Noel Gallagher’s High Flying Birds
Sour Mash 2011
Noel Gallagher & Dave Sardy

1. Everybody’s on the Run
2. Dream On
3. If I Had a Gun
4. The Death of You and Me
5. (I Wanna Live in a Dream in My) Record Machine
6. AKA … What a Life!
7. Soldier Boys and Jesus Freaks
8. AKA … Broken Arrow
9. (Stranded On) The Wrong Beach
10. Stop the Clocks

Noel Gallagher flies high on his own




Typically, Noel Gallagher is not one to be short on confidence. And preceeding the release of his first solo album, Noel Gallagher’s High Flying Birds, he was in typical high spirits. But he’s always in high spirits. He loves his work, he loves everything he does, at least in the moment, and he loves having control.

It’s part of his charm, and it’s part of what likely makes him infuriating to work with.

The last time Noel Gallagher had full control of a record was Oasis’ Be Here Now in 1997, which Gallagher himself has since referenced as essentially being “cocaine set to music.” After that, the Oasis-mania bubble burst, there was turnover in the band, and he leaned more on his brother Liam and new guitarist Gem Archer. Eventually, Andy Bell got back in the songwriting business too, and Oasis’ music began to climb out of the gutter, trading the occasional moment of old glory for full, complete works of brilliance that we saw on their last album, Dig Out Your Soul.

But, finally, Oasis is done, and Gallagher is back to filling entire records with his songs.

High Flying Birds finds Noel Gallagher with his hands on the reigns and in fine voice, to say the least. His voice has always had a sweet sensibility while retaining a certain force and edge, and here, he does what can be read as a victory — after 10 songs, Liam Gallagher’s voice isn’t missed. Oasis can be mourned, for sure, but this is not a “what’s missing” kind of listening experience.
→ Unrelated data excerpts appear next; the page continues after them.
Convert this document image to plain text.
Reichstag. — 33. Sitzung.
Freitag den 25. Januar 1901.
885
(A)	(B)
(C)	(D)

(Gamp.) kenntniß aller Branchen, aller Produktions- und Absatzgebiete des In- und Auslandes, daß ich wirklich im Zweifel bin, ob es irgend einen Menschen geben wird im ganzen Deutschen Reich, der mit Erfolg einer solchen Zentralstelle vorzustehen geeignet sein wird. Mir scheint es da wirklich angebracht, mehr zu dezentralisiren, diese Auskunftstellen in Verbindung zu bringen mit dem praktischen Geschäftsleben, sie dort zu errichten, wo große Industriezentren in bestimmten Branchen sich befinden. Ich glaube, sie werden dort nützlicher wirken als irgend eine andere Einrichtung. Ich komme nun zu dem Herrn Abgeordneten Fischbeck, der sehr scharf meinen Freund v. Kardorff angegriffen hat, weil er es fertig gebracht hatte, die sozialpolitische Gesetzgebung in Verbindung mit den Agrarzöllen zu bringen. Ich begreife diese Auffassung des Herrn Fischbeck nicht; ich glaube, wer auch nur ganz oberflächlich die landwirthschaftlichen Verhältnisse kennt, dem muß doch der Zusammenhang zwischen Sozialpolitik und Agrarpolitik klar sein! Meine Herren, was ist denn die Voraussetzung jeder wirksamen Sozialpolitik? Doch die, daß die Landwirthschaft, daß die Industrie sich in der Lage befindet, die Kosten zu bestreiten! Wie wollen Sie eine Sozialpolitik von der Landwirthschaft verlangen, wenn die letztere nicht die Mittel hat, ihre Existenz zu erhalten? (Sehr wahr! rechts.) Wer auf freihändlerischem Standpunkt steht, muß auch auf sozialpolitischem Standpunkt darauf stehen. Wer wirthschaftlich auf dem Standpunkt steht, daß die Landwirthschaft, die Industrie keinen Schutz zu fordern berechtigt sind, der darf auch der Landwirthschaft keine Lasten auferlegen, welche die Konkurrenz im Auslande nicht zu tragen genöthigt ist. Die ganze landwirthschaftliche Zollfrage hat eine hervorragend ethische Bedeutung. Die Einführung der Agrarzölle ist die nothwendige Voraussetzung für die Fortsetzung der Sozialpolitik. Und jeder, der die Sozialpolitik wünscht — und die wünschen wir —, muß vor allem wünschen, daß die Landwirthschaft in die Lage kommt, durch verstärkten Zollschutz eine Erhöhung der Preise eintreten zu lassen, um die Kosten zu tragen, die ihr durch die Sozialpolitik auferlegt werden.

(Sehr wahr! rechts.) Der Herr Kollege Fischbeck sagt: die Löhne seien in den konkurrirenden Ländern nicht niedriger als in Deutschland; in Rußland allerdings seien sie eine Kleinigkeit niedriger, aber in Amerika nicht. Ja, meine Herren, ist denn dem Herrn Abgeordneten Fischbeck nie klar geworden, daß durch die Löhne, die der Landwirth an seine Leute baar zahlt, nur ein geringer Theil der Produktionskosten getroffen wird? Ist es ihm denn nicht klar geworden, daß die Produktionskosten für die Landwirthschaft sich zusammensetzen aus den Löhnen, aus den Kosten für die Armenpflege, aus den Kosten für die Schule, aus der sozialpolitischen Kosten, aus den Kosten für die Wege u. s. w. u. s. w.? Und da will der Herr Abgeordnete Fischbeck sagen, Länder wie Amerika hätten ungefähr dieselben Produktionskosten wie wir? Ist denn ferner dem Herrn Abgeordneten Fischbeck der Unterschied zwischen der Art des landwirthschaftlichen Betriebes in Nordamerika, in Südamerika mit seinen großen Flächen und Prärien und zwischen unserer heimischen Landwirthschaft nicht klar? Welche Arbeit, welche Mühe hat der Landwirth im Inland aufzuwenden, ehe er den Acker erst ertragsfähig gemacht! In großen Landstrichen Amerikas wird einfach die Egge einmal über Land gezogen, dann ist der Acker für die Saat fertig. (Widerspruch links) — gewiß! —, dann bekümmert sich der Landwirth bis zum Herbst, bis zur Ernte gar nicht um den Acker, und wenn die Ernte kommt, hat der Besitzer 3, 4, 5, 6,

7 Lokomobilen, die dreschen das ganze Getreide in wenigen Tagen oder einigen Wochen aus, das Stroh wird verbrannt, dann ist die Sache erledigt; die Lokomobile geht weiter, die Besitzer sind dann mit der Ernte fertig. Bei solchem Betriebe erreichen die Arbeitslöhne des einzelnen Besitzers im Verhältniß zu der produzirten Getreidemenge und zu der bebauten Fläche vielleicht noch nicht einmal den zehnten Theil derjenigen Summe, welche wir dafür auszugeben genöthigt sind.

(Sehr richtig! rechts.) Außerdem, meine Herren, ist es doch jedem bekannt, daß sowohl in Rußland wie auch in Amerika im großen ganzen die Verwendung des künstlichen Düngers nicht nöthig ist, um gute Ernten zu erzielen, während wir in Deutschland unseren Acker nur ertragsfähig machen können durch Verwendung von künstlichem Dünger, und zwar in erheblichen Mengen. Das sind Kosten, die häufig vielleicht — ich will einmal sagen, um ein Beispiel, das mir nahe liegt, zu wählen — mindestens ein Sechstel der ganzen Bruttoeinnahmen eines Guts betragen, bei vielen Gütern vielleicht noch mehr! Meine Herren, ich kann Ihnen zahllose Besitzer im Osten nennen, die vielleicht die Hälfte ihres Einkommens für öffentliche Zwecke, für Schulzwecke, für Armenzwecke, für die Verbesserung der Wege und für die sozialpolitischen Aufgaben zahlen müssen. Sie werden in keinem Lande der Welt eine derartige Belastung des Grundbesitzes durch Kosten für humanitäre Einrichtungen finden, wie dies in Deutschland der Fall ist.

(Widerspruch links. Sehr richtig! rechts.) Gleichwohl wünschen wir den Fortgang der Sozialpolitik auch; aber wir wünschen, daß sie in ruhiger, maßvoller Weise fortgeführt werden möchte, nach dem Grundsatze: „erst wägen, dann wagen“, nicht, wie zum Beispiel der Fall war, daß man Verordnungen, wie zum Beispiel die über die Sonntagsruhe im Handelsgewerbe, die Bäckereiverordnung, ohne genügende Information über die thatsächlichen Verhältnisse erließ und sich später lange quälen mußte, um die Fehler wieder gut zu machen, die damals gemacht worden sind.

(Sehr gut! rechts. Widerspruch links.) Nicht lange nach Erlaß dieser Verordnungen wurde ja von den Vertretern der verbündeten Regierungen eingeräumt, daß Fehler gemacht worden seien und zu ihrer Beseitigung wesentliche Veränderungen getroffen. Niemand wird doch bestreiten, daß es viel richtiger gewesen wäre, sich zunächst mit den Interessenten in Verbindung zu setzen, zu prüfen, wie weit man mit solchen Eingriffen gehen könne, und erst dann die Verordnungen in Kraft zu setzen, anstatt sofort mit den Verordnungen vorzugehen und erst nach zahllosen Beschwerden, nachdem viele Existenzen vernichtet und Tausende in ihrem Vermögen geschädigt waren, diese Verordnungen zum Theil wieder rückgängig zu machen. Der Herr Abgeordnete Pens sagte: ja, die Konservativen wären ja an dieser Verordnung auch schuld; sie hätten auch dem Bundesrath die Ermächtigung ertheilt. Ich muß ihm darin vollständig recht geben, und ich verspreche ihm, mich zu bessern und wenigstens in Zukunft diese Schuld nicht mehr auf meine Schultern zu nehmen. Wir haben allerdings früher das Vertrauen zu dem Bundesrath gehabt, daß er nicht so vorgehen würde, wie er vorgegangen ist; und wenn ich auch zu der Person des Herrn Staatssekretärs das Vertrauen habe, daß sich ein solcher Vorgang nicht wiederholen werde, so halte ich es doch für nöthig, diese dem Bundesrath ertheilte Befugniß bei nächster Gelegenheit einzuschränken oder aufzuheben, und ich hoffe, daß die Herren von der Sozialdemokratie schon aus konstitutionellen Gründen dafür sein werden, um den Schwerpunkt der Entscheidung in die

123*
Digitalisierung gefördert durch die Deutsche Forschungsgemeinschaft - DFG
This is full and complete. Noel has been making music long enough to know what works and what doesn’t. He hasn’t written songs for his brother’s voice, working to fit himself in later. This is his show, beginning to end.

Gallagher has always worn the badges of his heroes with pride, and when he best spins that out into his own music, it feels like a warm homage more than a rip-off. And, like a less-insane Anton Newcombe, he knows how to pull a song together. If strings are needed, they’re deployed expertly, as on “If I Had a Gun.” If a little wurlitzer or electric piano would pick up “The Death of You and Me,” then he knows where to pop it in. A great example can be heard on “(I Wanna Live in a Dream in My) Record Machine,” a fantastic composition that show off not just his songwriting, but his craft as a studio musician, with the drums and instrumentation well recorded.

And, forgive the comparison, his leanings toward George Martin-style arrangements have never been on better display than here. It doesn’t seem that he’s going for an arena rock sound, but rather lush fills that work the balancing act between tasteful readings and epic vision.

High Flying Birds plays like a classic, even in its sequencing, with songs bleeding into each other, a trick left over from the last Oasis project. Where Dig Out Your Soul seemed more like a fun exercise in beat matching, this feels like a seamless work, the songs supporting each other and carrying the narrative.

Where Be Here Now showed absolutely no restraint and tried to find the promised land through 30 guitar tracks per three minutes, High Flying Birds is an album made by an inspired veteran, one who has long had the chops to pull off a singular vision. Without needing to compromise with the demands of equal-partner bandmates, Gallagher’s vision of a great record is realized here.

And let it be clear: this is a great record. Everything Noel Gallagher has ever done well, he does here. But beyond that, there’s a freshness that his music hasn’t had in more than a decade. Whether he was motivated by spite or revenge, or he was just sitting on a great batch of songs, is irrelevant. What matters, as always, is the work. This is an album that deserves to live on long past its release date.